Hunde und Depressionen

Scheint dein Hund traurig?

Denkst du, dein Hund ist depressiv? Können Hunde überhaupt depressiv werden? Wie Menschen können manche Hunde gelegentlich an Depressionen leiden. Obwohl Hunde nicht die gleiche Fähigkeit zum Denken haben wie wir Menschen, bedeutet das nicht, dass sie keine Depressionen haben können. Bei Hunden ist Depression nicht genau dieselbe komplexe klinische Störung wie bei Menschen. Hunde können jedoch definitiv depressiv werden.

Wenn Hunde depressiv sind, wirken sie oft traurig, lethargisch und leise.

Einige Hunde hören auf zu essen (oder essen viel weniger als gewöhnlich), trinken nur minimale Mengen Wasser und verlieren das Interesse am Spiel. Schließlich können einige dieser Hunde drastische Mengen an Gewicht verlieren und eine Vielzahl von körperlichen Krankheiten entwickeln . Als liebevoller Hundebesitzer werden Sie erleichtert sein, dass Sie Ihrem Hund helfen können.

Ursachen von Depressionen bei Hunden

Wie bekämpfst du als Haustierbesitzer einen unsichtbaren, inneren Feind? Der erste Schritt besteht darin, das Problem zu erkennen. Hier sind einige der Ursachen für Depressionen bei Hunden:

Was zu tun ist, wenn Ihr Hund deprimiert ist

Langsame Verschlechterung und Verlust der Initiative sind deutliche Hinweise, dass etwas Ihren Hund belästigt. Wenn dies mit Ihrem Hund passiert, müssen Sie sich darauf einstellen und anfangen, das Leben wieder lustig zu machen.

Eine Erhöhung der Aktivität Ihres Hundes ist der erste Schritt, um Ihrem Hund zu helfen. Trainieren mit Ihrem Hund ist ein wunderbarer Einstieg.

Versuchen Sie, mit Ihrem Hund lustige Aktivitäten wie Spiele , lustige Tricks und allgemeines Training zu unternehmen . Nehmen Sie sich etwas Zeit, um sich mit Ihrem Hund zu verbinden . Sie können auch in Erwägung ziehen, Ihren Hund mit anderen Hunden spielen zu lassen oder zur Tagesstätte zu gehen.

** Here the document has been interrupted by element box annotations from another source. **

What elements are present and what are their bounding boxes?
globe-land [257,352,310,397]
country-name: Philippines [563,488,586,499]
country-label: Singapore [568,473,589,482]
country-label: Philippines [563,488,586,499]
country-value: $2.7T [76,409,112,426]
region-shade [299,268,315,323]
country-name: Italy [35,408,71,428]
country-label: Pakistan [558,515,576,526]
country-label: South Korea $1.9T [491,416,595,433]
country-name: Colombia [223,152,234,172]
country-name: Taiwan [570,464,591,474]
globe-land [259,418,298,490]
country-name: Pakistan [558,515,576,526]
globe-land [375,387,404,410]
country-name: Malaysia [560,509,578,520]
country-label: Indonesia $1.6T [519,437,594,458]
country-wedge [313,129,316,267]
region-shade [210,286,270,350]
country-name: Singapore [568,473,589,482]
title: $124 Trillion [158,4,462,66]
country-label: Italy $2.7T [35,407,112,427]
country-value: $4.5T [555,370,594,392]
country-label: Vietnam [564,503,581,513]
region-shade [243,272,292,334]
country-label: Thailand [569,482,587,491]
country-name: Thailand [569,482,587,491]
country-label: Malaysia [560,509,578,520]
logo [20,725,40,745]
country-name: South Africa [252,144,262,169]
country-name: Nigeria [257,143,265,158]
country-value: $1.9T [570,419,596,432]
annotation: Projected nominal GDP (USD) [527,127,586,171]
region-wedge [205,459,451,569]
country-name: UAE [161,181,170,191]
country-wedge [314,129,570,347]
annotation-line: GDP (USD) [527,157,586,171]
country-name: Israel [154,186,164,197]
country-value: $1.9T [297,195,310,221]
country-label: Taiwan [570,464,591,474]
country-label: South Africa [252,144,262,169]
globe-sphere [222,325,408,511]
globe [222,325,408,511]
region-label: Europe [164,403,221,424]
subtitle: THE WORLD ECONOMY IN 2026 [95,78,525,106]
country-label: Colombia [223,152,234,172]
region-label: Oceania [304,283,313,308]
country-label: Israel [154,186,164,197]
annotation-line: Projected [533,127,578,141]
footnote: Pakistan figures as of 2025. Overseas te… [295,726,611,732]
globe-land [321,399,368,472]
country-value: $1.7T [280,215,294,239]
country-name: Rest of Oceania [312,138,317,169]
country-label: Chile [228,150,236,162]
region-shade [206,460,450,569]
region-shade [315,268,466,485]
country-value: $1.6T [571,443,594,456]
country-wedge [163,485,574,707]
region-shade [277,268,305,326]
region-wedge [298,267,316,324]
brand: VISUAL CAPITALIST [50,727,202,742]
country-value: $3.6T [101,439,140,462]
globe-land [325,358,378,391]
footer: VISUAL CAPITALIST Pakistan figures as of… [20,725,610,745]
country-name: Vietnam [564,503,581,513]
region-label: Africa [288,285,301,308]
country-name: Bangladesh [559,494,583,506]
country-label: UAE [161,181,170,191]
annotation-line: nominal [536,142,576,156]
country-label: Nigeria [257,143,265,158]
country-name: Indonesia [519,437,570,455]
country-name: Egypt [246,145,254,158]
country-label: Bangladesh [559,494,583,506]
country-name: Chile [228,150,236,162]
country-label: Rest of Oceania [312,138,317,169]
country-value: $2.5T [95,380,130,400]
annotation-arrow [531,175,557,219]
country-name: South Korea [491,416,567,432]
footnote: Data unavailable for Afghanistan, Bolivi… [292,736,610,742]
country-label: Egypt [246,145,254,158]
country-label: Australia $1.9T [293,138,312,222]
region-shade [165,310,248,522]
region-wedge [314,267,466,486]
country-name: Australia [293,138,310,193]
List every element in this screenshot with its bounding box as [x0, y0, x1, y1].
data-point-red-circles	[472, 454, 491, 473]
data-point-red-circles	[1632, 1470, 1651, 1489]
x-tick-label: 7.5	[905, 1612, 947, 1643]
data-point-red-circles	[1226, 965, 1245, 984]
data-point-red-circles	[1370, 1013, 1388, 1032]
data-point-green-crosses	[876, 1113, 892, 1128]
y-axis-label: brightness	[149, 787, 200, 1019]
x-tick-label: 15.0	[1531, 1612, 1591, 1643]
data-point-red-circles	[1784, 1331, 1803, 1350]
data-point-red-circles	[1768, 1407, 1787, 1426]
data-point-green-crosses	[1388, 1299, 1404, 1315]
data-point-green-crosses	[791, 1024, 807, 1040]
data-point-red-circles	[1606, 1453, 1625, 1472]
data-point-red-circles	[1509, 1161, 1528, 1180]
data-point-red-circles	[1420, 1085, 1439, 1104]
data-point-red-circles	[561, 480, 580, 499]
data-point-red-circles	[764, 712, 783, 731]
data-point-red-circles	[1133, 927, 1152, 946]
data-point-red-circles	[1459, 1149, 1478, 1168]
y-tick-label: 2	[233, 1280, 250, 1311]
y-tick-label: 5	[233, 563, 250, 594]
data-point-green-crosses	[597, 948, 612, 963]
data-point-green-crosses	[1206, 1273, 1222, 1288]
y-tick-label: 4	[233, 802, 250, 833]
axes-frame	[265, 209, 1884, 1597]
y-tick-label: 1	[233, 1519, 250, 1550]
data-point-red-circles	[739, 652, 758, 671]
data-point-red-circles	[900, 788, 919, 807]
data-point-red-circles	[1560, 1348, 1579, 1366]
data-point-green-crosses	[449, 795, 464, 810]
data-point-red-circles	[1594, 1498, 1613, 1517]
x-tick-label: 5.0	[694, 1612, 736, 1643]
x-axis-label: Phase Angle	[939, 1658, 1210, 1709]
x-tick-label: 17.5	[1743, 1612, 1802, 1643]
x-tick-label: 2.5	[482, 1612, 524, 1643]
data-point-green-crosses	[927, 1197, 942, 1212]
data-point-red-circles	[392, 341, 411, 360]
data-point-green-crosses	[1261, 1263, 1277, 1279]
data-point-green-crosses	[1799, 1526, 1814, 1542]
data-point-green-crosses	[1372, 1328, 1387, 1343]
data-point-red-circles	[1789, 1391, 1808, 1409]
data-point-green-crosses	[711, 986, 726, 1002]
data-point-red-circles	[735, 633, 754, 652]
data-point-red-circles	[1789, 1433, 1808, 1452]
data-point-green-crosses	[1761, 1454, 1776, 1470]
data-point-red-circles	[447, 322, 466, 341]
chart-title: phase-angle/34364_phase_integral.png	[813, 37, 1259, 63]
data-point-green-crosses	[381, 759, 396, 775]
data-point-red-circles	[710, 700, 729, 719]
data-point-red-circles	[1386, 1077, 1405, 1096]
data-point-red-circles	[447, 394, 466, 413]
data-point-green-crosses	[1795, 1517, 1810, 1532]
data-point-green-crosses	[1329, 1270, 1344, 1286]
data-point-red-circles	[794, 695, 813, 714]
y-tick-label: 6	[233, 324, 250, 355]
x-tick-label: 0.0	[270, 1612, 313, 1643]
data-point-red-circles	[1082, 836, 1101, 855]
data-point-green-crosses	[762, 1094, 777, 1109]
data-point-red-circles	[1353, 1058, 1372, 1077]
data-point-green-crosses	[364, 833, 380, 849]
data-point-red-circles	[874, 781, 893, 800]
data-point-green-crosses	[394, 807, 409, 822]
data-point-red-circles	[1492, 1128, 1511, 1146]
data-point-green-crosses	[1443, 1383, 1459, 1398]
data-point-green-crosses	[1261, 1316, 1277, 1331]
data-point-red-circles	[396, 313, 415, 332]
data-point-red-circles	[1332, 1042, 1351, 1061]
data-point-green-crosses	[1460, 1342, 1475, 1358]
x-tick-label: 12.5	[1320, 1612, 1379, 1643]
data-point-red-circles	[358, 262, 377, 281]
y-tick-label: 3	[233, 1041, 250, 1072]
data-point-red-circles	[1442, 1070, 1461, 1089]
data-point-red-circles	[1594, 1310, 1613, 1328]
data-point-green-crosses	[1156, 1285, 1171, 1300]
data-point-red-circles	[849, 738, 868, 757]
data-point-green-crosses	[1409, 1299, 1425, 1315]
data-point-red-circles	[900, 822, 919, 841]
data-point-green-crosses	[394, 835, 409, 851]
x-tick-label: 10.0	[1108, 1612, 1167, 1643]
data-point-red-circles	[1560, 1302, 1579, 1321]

Sie sind verpflichtet, Ihrem Hund mehr Aufmerksamkeit zu schenken, wenn er depressiv ist, und das ist im Allgemeinen eine gute Sache. Versuchen Sie jedoch nicht, Ihren Hund zu verhätscheln oder übermäßig zu trösten, da dies das traurige Verhalten verstärken kann. Es ist sehr wichtig, dass Sie Ihr Bestes geben, um im Zeitplan zu bleiben und sich an Ihre normale Routine zu halten. Dies kann Ihrem Hund ein Gefühl der Sicherheit geben und sein Selbstvertrauen stärken.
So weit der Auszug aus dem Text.